Quién dijo, de los comienzos, que son todos iguales, difíciles. Quién osó -al menos, hizo el intento- simplificar el instante, la sensación sinigual de las primeras veces, de cada una de ellas.
En las escuelas, por estos días, se viven algunos de mis comienzos preferidos. El primer día de clases, de escuela, maestros, compañeros, uniformes, asignaturas, horarios: el preámbulo del milagro, no siempre valorado, de la educación.
La energía se siente. Va asomando en agosto, con los apuros de las agujas y los “falsos”. Se agita con los días, con la inminencia de septiembre y el furor de los últimos preparativos, hasta que explota de emoción con la entrada a las aulas: el nuevo mundo.
No es, sin embargo, un camino de rosas. Nunca lo ha sido, pero ahora la crisis económica hace lo suyo y la inflación se envalentona, “inflando” los ánimos al mismo ritmo que mengua el bolsillo.
Porque un hijo en la escuela es lo básico: que exista el maestro, el libro, el medio de enseñanza, el aula, y el alumno; pero también uniformes, ropa interior, cintos, mochilas, medias, libretas y lápices extras y un etcétera que dependerá de la economía individual y de lo que consideremos, como familia, necesario.
Así es. Ha sido siempre.
Pero, en medio de todo, está lo esencial: el acto de enseñanza. Mientras exista un sistema que educa y personas que aprendan, el resto es complemento -necesario, pero nunca imprescindible- y, más de una vez, alharaca.
La educación, en sí misma, es un privilegio. Antes, después y siempre, y en cualquier lugar de este mundo. No importa si se concreta en los mejores sitios, con medios de enseñanza de última generación, o si el aula está en medio de un desierto en África, o en una construcción de guano “arrinconada” de lomas.
Es luz que se proyecta al futuro, al mejoramiento humano, al desarrollo…, y no se apaga, no se disimula.
Para nosotros es, además, una constante que ha prevalecido incluso en las peores circunstancias, colectivas e individuales, a pesar de todo.
Lo vivimos en pandemia, cuando la escuela se trasladó a las casas por medio de las teleclases y los profesores se “mudaron” al mundo digital con sus propios medios para que sus niños no perdieran “el hilo”, a explicar lo que la pantalla no podía.
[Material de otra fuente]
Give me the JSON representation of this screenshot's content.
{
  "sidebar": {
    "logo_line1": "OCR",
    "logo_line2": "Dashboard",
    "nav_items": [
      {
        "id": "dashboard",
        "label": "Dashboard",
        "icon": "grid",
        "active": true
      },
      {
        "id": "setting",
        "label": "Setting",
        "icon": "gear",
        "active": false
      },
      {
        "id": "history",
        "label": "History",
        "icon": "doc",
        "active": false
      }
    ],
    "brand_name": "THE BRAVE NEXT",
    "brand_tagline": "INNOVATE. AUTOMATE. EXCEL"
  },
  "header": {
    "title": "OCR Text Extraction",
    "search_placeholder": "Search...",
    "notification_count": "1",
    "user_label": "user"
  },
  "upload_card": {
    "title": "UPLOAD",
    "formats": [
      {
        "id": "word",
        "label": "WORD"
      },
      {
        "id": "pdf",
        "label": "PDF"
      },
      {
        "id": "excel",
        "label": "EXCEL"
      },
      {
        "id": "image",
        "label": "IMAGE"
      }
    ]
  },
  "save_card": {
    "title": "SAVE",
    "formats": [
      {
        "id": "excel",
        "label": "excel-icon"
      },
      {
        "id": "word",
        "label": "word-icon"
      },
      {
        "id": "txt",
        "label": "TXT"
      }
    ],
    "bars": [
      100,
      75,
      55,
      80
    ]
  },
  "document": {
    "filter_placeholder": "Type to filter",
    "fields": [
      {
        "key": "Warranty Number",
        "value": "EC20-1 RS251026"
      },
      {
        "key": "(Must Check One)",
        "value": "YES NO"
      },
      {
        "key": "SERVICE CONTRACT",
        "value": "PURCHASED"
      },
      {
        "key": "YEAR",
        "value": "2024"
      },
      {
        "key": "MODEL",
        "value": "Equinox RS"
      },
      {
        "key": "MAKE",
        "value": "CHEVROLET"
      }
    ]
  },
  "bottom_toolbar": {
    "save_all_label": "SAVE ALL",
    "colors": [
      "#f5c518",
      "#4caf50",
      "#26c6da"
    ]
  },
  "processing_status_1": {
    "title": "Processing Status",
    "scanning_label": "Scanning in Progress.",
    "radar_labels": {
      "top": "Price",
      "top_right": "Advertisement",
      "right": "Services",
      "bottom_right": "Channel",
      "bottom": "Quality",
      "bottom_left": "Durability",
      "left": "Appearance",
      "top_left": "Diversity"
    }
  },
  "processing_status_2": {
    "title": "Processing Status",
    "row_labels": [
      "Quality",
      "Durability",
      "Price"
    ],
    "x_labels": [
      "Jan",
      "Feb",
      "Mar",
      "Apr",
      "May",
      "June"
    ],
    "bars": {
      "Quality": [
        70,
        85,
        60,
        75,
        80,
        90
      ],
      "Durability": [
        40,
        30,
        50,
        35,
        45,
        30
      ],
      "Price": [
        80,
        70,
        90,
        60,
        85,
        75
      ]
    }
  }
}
Así ha sido desde que tengo memoria. Se educa en las escuelas, con todo y las carencias, y donde sea necesario: ahí están los maestros que dan clases a niños enfermos en casas u hospitales, y esos otros que “trepan” las lomas más altas para llegar a sus alumnos.
Una constante que, quizás por eso mismo, a veces damos por sentada; aunque haya, en este mundo, pocas cosas más hermosas que una escuela, que un primer día de clases.
Siempre me emocionan y, en algunas épocas, me resisto a escribir del tema, por exceso de apasionamiento, para no faltarle a la sacrosanta objetividad, para que no se me noten los rubores.
Pero, este año, mi hija empezó la secundaria básica. Iba con la emoción justa, hasta que llegó el momento de entrar a la escuela. Entonces, con la primera fila de primerizos, y hasta el último chico, la directora y los profesores empezaron a aplaudir.
Yo tuve que disimular y aceptar que, por esta vez, escribiría. Sin remedio.